From mboxrd@z Thu Jan  1 00:00:00 1970
From: Johannes Schindelin <Johannes.Schindelin@gmx.de>
Subject: Re: "Producting Open Source Software" book and distributed SCMs
Date: Tue, 1 May 2007 11:35:54 +0200 (CEST)
Message-ID: <Pine.LNX.4.64.0705011057130.29859@racer.site>
References: <200704300120.42576.jnareb@gmail.com>
Mime-Version: 1.0
Content-Type: TEXT/PLAIN; charset=US-ASCII
Cc: git@vger.kernel.org
To: Jakub Narebski <jnareb@gmail.com>
X-From: git-owner@vger.kernel.org Tue May 01 11:36:18 2007
Return-path: <git-owner@vger.kernel.org>
Envelope-to: gcvg-git@gmane.org
Received: from vger.kernel.org ([209.132.176.167])
	by lo.gmane.org with esmtp (Exim 4.50)
	id 1HiomP-0004BV-FB
	for gcvg-git@gmane.org; Tue, 01 May 2007 11:36:18 +0200
Received: (majordomo@vger.kernel.org) by vger.kernel.org via listexpand
	id S1031628AbXEAJgO (ORCPT <rfc822;gcvg-git@m.gmane.org>);
	Tue, 1 May 2007 05:36:14 -0400
Received: (majordomo@vger.kernel.org) by vger.kernel.org id S1031627AbXEAJgO
	(ORCPT <rfc822;git-outgoing>); Tue, 1 May 2007 05:36:14 -0400
Received: from mail.gmx.net ([213.165.64.20]:56162 "HELO mail.gmx.net"
	rhost-flags-OK-OK-OK-OK) by vger.kernel.org with SMTP
	id S1031625AbXEAJgM (ORCPT <rfc822;git@vger.kernel.org>);
	Tue, 1 May 2007 05:36:12 -0400
Received: (qmail invoked by alias); 01 May 2007 09:36:10 -0000
Received: from unknown (EHLO [138.251.11.74]) [138.251.11.74]
  by mail.gmx.net (mp057) with SMTP; 01 May 2007 11:36:10 +0200
X-Authenticated: #1490710
X-Provags-ID: V01U2FsdGVkX18vNqsD8Zgvnml6CvgjXmzwfPJmY6LmsLVmvxRyHs
	LxTWroLCjyj5am
X-X-Sender: gene099@racer.site
In-Reply-To: <200704300120.42576.jnareb@gmail.com>
X-Y-GMX-Trusted: 0
Sender: git-owner@vger.kernel.org
Precedence: bulk
X-Mailing-List: git@vger.kernel.org
Archived-At: <http://permalink.gmane.org/gmane.comp.version-control.git/45933>

Hi,

On Mon, 30 Apr 2007, Jakub Narebski wrote:

> I have read lately classic book "Producing Open Source Software. How to 
> Run a Successful Free Software Project" by Karl Fogel (2005).
> 
> Among others, author advocates using version control system as a basis 
> for running a project. In "Choosing a Version Contol System" he writes:
> 
>   As of this writing, the version control system of choice in the free
>   software world is the Concurrent Versions System or CVS.

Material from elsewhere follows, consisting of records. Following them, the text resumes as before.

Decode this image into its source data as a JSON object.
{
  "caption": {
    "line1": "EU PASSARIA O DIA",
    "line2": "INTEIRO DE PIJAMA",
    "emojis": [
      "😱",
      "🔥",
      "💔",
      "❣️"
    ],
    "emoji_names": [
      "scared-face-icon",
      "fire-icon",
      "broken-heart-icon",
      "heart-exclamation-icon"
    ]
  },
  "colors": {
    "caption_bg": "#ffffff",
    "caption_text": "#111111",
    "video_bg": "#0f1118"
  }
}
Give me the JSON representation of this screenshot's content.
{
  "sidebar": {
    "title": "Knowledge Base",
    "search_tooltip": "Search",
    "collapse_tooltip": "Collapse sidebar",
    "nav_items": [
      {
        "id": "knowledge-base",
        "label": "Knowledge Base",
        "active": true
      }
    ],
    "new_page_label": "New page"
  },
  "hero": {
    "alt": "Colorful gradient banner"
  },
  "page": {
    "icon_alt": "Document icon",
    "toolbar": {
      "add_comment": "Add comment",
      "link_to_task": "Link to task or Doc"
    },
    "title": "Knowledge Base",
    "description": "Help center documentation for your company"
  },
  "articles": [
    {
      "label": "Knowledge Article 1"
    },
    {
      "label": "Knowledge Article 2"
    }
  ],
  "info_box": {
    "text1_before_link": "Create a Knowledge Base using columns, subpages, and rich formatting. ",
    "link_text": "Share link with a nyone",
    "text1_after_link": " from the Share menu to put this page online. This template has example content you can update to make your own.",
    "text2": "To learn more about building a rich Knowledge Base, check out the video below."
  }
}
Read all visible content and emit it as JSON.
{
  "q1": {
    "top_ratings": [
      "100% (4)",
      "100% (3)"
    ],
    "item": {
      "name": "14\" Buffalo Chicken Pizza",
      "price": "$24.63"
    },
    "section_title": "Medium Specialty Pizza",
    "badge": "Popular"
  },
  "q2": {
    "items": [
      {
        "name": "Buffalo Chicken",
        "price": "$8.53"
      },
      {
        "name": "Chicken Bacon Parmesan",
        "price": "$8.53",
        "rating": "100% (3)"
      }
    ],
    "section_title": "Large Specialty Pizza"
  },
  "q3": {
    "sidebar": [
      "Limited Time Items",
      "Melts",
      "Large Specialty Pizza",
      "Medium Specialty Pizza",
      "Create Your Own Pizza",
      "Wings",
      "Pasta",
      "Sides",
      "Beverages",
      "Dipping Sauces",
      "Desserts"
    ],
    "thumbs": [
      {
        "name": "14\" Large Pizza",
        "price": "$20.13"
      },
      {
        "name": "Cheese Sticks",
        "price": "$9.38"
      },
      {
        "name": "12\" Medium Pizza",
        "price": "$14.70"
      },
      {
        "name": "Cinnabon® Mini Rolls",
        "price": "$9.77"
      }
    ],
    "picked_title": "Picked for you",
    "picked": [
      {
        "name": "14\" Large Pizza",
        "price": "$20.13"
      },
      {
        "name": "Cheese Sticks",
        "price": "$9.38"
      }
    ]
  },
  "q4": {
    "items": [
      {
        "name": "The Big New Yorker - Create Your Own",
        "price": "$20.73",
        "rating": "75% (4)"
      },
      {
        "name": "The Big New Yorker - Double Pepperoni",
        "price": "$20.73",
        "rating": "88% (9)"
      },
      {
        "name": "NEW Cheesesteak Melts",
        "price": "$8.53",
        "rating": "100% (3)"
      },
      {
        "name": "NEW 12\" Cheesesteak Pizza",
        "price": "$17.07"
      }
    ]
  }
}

Back then, it was. I ran all my projects on CVS. Then came along Git. I 
tried to keep up with it, but had to quit for day-job reasons. When I came 
back, Git was already so good that I switched almost everything over.

> The distributed SCM is mentioned in footnote in section "Comitters" in 
> Chapter 8, Managing Volunteers:
> 
>  http://producingoss.com/producingoss.html#ftn.id284130
> 
>   [22] Note that the commit access means something a bit different in
>   decentralized version control systems, where anyone can set up a
>   repository that is linked into the project, and give themselves commit
>   access to that repository. Nevertheless, the concept of commit access
>   still applies: "commit access" is shorthand for "the right to make
>   changes to the code that will ship in the group's next release of the
>   software." In centralized version control systems, this means having
>   direct commit access; in decentralized ones, it means having one's
>   changes pulled into the main distribution by default. It is the same
>   idea either way; the mechanics by which it is realized are not
>   terribly important.
> 
> 
> I'm interested in your experience with managing projects using 
> distributed SCM, or even better first centralized then distributed SCM: 
> is the above difference the only one?

In my experience, the offline mode has been a huge advantage. For example, 
in one project I work together with people from three different countries, 
some of them traveling quite a bit. I sold Git solely on the 
transportability. One of them was so happy that he switched over most of 
his projects, too.

BTW that is the common way I see: once people get hooked, they not only 
convert their existing projects to Git, but they use cvsimport a lot more, 
and they start to manage configuration settings, documents, pictures, etc. 
with Git, because it gives rise an easy backup mechanism.

Another difference between central and distributed operation I see is the 
workflow. With Git, you can commit much more often. For example, when 
working with Sourceforge's CVS (which _was_ comparable with the speed of 
corporate SourceSafe repos), I would always think about committing (and 
having a coffee), or rather combine these changes with the next ones.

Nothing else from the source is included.